Recruitment and selection refers to the chain and sequence of activities pertaining to recruitment and selection of employable candidates and job seekers for an organization. Every enterprise, business, start-up and entrepreneurial firm has some well-defined employment and recruitment policies and hiring procedures. The human resources department of large organizations, businesses, government offices and multilateral organizations are generally vested with the responsibilities of employee recruitment and selection.


Evaluating the abilities of a human being is an extremely difficult task. This fact has not entirely prevented the use of various techniques of quick appraisal, some of which are well organized can be called "pseudo­sciences." Among such practices are phrenology (skull protrusions),  physiognomy (facial features),  astrology (birth date), pigmentation, and graphology (handwriting). 

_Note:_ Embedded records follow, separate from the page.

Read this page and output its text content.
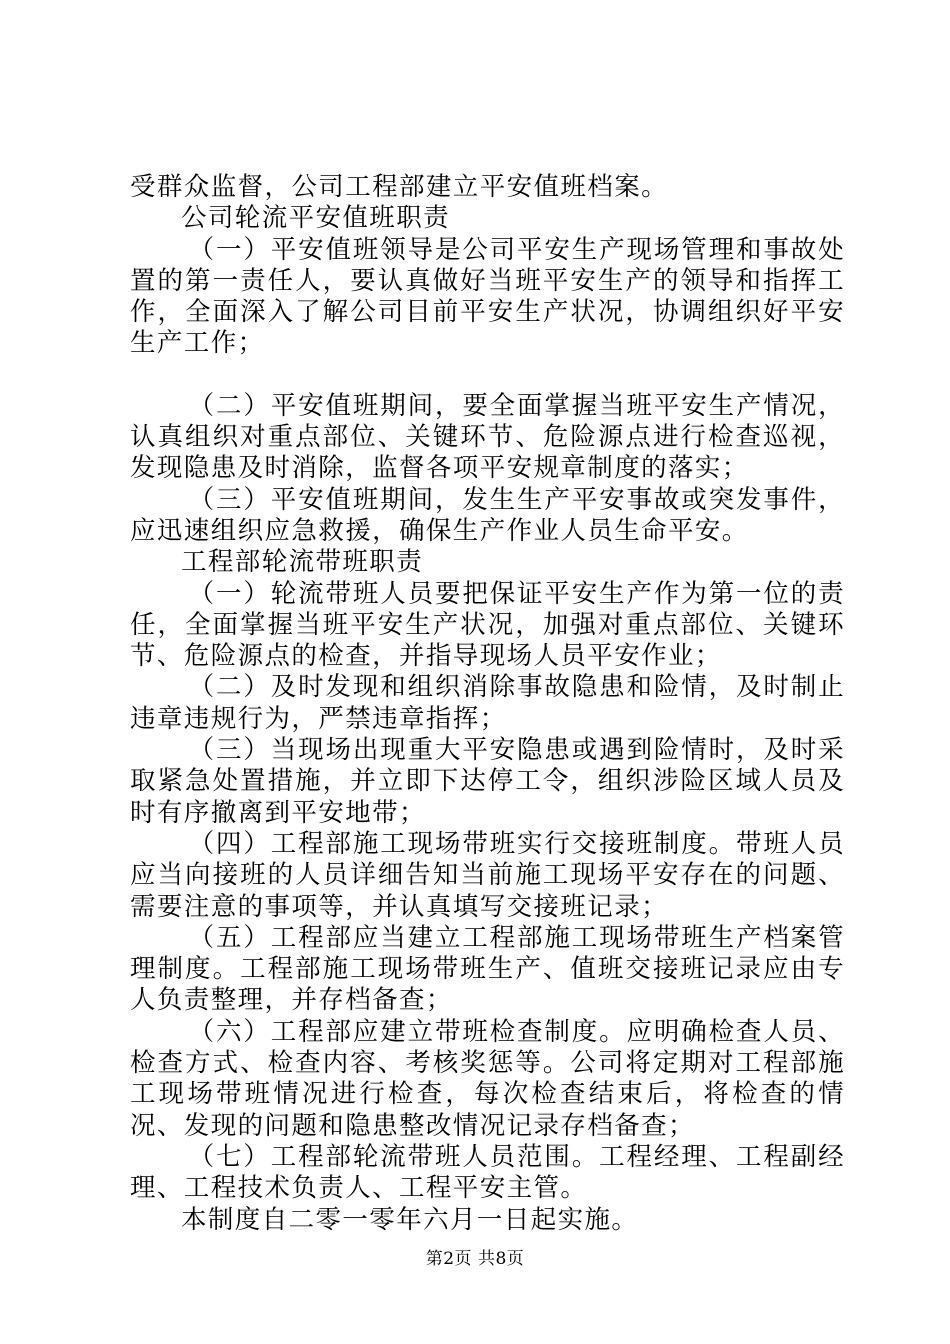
受群众监督，公司工程部建立平安值班档案。

公司轮流平安值班职责

（一）平安值班领导是公司平安生产现场管理和事故处置的第一责任人，要认真做好当班平安生产的领导和指挥工作，全面深入了解公司目前平安生产状况，协调组织好平安生产工作；

（二）平安值班期间，要全面掌握当班平安生产情况，认真组织对重点部位、关键环节、危险源点进行检查巡视，发现隐患及时消除，监督各项平安规章制度的落实；

（三）平安值班期间，发生生产平安事故或突发事件，应迅速组织应急救援，确保生产作业人员生命平安。

工程部轮流带班职责

（一）轮流带班人员要把保证平安生产作为第一位的责任，全面掌握当班平安生产状况，加强对重点部位、关键环节、危险源点的检查，并指导现场人员平安作业；

（二）及时发现和组织消除事故隐患和险情，及时制止违章违规行为，严禁违章指挥；

（三）当现场出现重大平安隐患或遇到险情时，及时采取紧急处置措施，并立即下达停工令，组织涉险区域人员及时有序撤离到平安地带；

（四）工程部施工现场带班实行交接班制度。带班人员应当向接班的人员详细告知当前施工现场平安存在的问题、需要注意的事项等，并认真填写交接班记录；

（五）工程部应当建立工程部施工现场带班生产档案管理制度。工程部施工现场带班生产、值班交接班记录应由专人负责整理，并存档备查；

（六）工程部应建立带班检查制度。应明确检查人员、检查方式、检查内容、考核奖惩等。公司将定期对工程部施工现场带班情况进行检查，每次检查结束后，将检查的情况、发现的问题和隐患整改情况记录存档备查；

（七）工程部轮流带班人员范围。工程经理、工程副经理、工程技术负责人、工程平安主管。

本制度自二零一零年六月一日起实施。

第2页 共8页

Most people do not consciously practice any of these pseudo­sciences, but many have favourite techniques of their own. We must emphasize that there is no easy shortcut to the accurate evaluation of a human being under any circumstances. The length and complexity of the modern selection procedure are tangible evidence of this fact.

Recruitment or manpower selection process is the first step in the employment of labour and the methods through which labour is brought into industry has much to do with the ultimate success or failure of such employment. Despite tremendous unemployment it is not easy to find the right type of labour.

Careful recruitment of employees is particularly important in India for two reasons: First, under the existing legal conditions, when an industrial worker is discharged, and industrial dispute can be raised by the workman in regard to such discharge and the Labour Court adjudicating such disputes would determine whether the termination of service was justified and to order reinstatement if such order was appropriate. As a precaution against unreasonable discharge by way of punishment, certain rules of procedure are required to be strictly followed by the employees before the order of discharge is passed.  Failure to carry out this procedure undermines the case if it goes to an industrial court. 

Secondly, the chances of mismatching the job and the person are much higher in India, under the present labour market conditions in India, the employee's choice is very much limited and he will accept any job irrespective of his suitability. Under these conditions, the pressure to properly match man to job is only one-sided, that is, from employer's side only.